The Police Act 1997 (Criminal Record Certificates: Relevant Matters) (Amendment) (England and Wales) Order 2020 was initially introduced in July 2020 and debated in the House of Commons and the House of Lords before becoming law in November.

Associated draft legislation, the Rehabilitation of Offenders Act 1974 (Exceptions) Order 1975 (Amendment) (England and Wales) Order 2020, seeks to further amend the disclosure scheme for certain sensitive roles.

The changes made under the 2020 Act will have particular implications for schools, care homes and other organisations that deal with children and vulnerable adults, who rely on the disclosures made in DBS Certificates to make suitable and safe hiring decisions. In 2018/19, 5.8 million such certificates were issued.

While some employers may be concerned about these changes, particularly in relation to roles requiring a high degree of public trust, the government says the decision comes after “careful consideration” of a Supreme Court judgment, which held that the multiple conviction rule, and the requirement to disclose reprimands and warnings administered to young offenders, was disproportionate and incompatible with Article 8 of the European Convention on Human Rights (the right to a private life).

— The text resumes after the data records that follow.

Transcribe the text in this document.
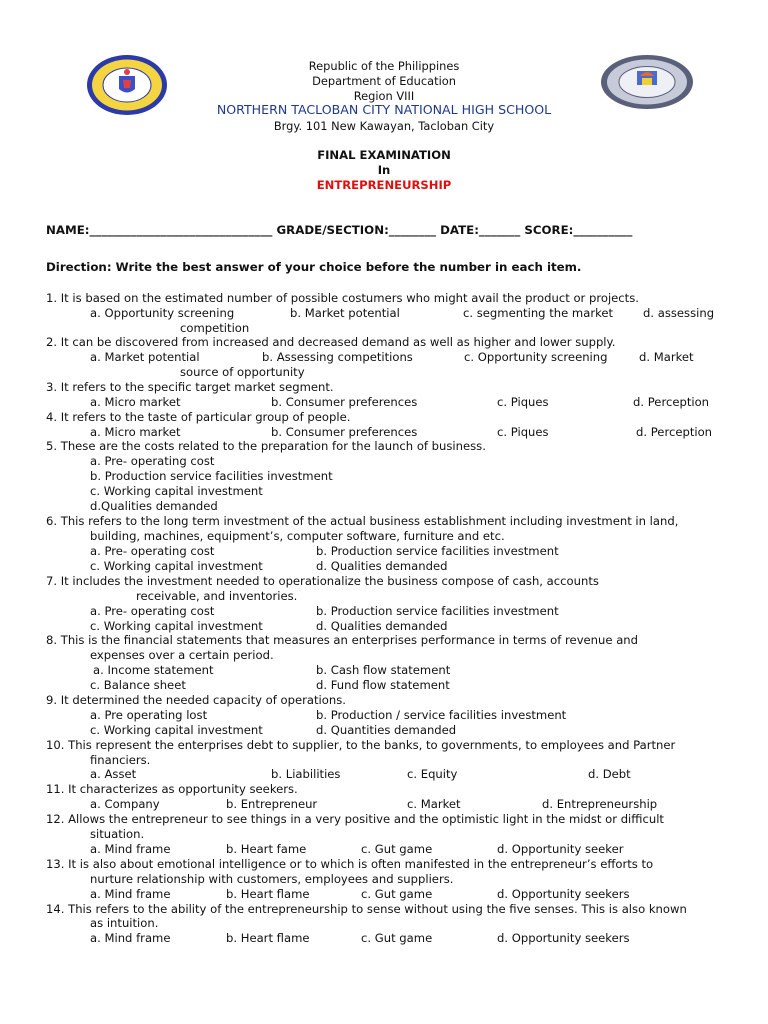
Republic of the Philippines
Department of Education
Region VIII
NORTHERN TACLOBAN CITY NATIONAL HIGH SCHOOL
Brgy. 101 New Kawayan, Tacloban City
FINAL EXAMINATION
In
ENTREPRENEURSHIP
NAME:_______________________________ GRADE/SECTION:________ DATE:_______ SCORE:__________
Direction: Write the best answer of your choice before the number in each item.
1. It is based on the estimated number of possible costumers who might avail the product or projects.
a. Opportunity screening	b. Market potential	c. segmenting the market	d. assessing
competition
2. It can be discovered from increased and decreased demand as well as higher and lower supply.
a. Market potential	b. Assessing competitions	c. Opportunity screening	d. Market
source of opportunity
3. It refers to the specific target market segment.
a. Micro market	b. Consumer preferences	c. Piques	d. Perception
4. It refers to the taste of particular group of people.
a. Micro market	b. Consumer preferences	c. Piques	d. Perception
5. These are the costs related to the preparation for the launch of business.
a. Pre- operating cost
b. Production service facilities investment
c. Working capital investment
d.Qualities demanded
6. This refers to the long term investment of the actual business establishment including investment in land,
building, machines, equipment’s, computer software, furniture and etc.
a. Pre- operating cost	b. Production service facilities investment
c. Working capital investment	d. Qualities demanded
7. It includes the investment needed to operationalize the business compose of cash, accounts
receivable, and inventories.
a. Pre- operating cost	b. Production service facilities investment
c. Working capital investment	d. Qualities demanded
8. This is the financial statements that measures an enterprises performance in terms of revenue and
expenses over a certain period.
a. Income statement	b. Cash flow statement
c. Balance sheet	d. Fund flow statement
9. It determined the needed capacity of operations.
a. Pre operating lost	b. Production / service facilities investment
c. Working capital investment	d. Quantities demanded
10. This represent the enterprises debt to supplier, to the banks, to governments, to employees and Partner
financiers.
a. Asset	b. Liabilities	c. Equity	d. Debt
11. It characterizes as opportunity seekers.
a. Company	b. Entrepreneur	c. Market	d. Entrepreneurship
12. Allows the entrepreneur to see things in a very positive and the optimistic light in the midst or difficult
situation.
a. Mind frame	b. Heart fame	c. Gut game	d. Opportunity seeker
13. It is also about emotional intelligence or to which is often manifested in the entrepreneur’s efforts to
nurture relationship with customers, employees and suppliers.
a. Mind frame	b. Heart flame	c. Gut game	d. Opportunity seekers
14. This refers to the ability of the entrepreneurship to sense without using the five senses. This is also known
as intuition.
a. Mind frame	b. Heart flame	c. Gut game	d. Opportunity seekers
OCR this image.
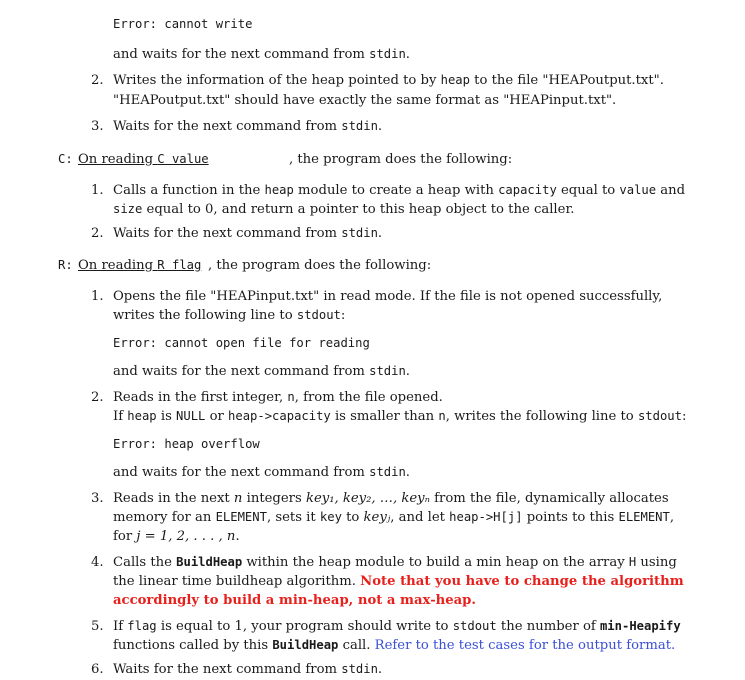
Error: cannot write
and waits for the next command from stdin.
2. Writes the information of the heap pointed to by heap to the file "HEAPoutput.txt".
"HEAPoutput.txt" should have exactly the same format as "HEAPinput.txt".
3. Waits for the next command from stdin.
C: On reading C value	, the program does the following:
1. Calls a function in the heap module to create a heap with capacity equal to value and
size equal to 0, and return a pointer to this heap object to the caller.
2. Waits for the next command from stdin.
R: On reading R flag , the program does the following:
1. Opens the file "HEAPinput.txt" in read mode. If the file is not opened successfully,
writes the following line to stdout:
Error: cannot open file for reading
and waits for the next command from stdin.
2. Reads in the first integer, n, from the file opened.
If heap is NULL or heap->capacity is smaller than n, writes the following line to stdout:
Error: heap overflow
and waits for the next command from stdin.
3. Reads in the next n integers key₁, key₂, …, keyₙ from the file, dynamically allocates
memory for an ELEMENT, sets it key to keyⱼ, and let heap->H[j] points to this ELEMENT,
for j = 1, 2, . . . , n.
4. Calls the BuildHeap within the heap module to build a min heap on the array H using
the linear time buildheap algorithm. Note that you have to change the algorithm
accordingly to build a min-heap, not a max-heap.
5. If flag is equal to 1, your program should write to stdout the number of min-Heapify
functions called by this BuildHeap call. Refer to the test cases for the output format.
6. Waits for the next command from stdin.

A news article published on the government website says that relaxing the current disclosure regime forms part of its plans to increase employment for ex-offenders and “strikes a balance between the needs of protecting people ensuring those who have reformed after committing offences are not disproportionately hindered by previous wrongdoing”.

Convictions and cautions for more serious offences – specifically those that are recent, unspent or resulted in a custodial sentence – will still be divulged to employers.

What happens now?

In practical terms, HR professionals, school leaders and other hiring managers will notice a difference in the results shown on DBS Certificates, which will no longer contain any information that is deemed irrelevant or unnecessary to disclose to prospective employers.

Responding to the changes, Jane Hallas, Head of the Education and Charities Team at Ellis Whittam, says: “New guidance has been issued by the government and employers should review and update their Safer Recruitment policies and procedures.

“Employers should ask applicants who are applying for roles listed on the ROA Exceptions Order which are subject to standard or enhanced DBS checks the following questions:

  1. Do you have any unspent conditional cautions or convictions under the Rehabilitation of Offenders Act 1974?
  2. Do you have any adult cautions (simple or conditional) or spent convictions that are not protected as defined by the Rehabilitation of Offenders Act 1974 (Exceptions) Order 1975 (Amendment) (England and Wales) Order 2020?”